"Black Light Burns" ist die neue Hauptbetätigung von Wes Borland, ehemaliger Gitarrist der Gruppe "Limp Bizkit". Das war der Typ, der immer die schwarzen Kontaktlinsen trug. Zusammen mit Danny Lohner (Nine Inch Nails, a Perfect Circle ), Josh Eustis (Telefon Tel Aviv) und Josh Freese (The Vandals, A Perfect Circle, Nine Inch Nails) bildet er diese "Soupergroup".

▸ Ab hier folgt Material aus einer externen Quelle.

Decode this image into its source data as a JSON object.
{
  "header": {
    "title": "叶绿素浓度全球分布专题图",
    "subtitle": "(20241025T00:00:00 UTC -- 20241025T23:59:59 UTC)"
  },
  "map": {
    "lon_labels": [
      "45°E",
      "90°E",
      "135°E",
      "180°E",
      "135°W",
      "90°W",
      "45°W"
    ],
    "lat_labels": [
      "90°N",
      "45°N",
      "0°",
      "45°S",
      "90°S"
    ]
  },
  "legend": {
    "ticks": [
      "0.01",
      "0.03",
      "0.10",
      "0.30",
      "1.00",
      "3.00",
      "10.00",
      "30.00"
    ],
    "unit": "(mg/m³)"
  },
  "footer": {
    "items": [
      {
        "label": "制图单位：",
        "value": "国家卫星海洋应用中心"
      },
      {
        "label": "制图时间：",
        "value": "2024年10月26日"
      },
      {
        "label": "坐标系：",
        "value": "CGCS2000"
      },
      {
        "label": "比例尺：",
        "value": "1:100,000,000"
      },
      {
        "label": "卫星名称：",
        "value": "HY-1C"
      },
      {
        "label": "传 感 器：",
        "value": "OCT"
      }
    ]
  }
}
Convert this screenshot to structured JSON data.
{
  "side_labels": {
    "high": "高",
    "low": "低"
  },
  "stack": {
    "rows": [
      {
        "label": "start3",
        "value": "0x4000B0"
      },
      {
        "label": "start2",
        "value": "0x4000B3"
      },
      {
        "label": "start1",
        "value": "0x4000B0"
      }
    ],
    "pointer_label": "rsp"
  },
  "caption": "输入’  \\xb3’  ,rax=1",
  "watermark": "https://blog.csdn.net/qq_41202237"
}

Um es kurz zusammenzufassen : Das Album ist hip, verrückt, cool, gruftig, interessant, unberechenbar, technisch perfekt, manchmal düster aber so wahnsinnig spannend. Josh Freeze, dieser unglaublich gute Drummer raubt einem fast den Atem. Wes Borland hat von Danny Lohner diese so düster klingenden "Nine inch Nails" Gitarren übernommen und irgendwie orientiert sich der Sound auch an den NIN und den düsteren Werken von "a perfect circle", die wiederum geprägt sind von den düsteren Werken von Maynard James Keenan von "Tool".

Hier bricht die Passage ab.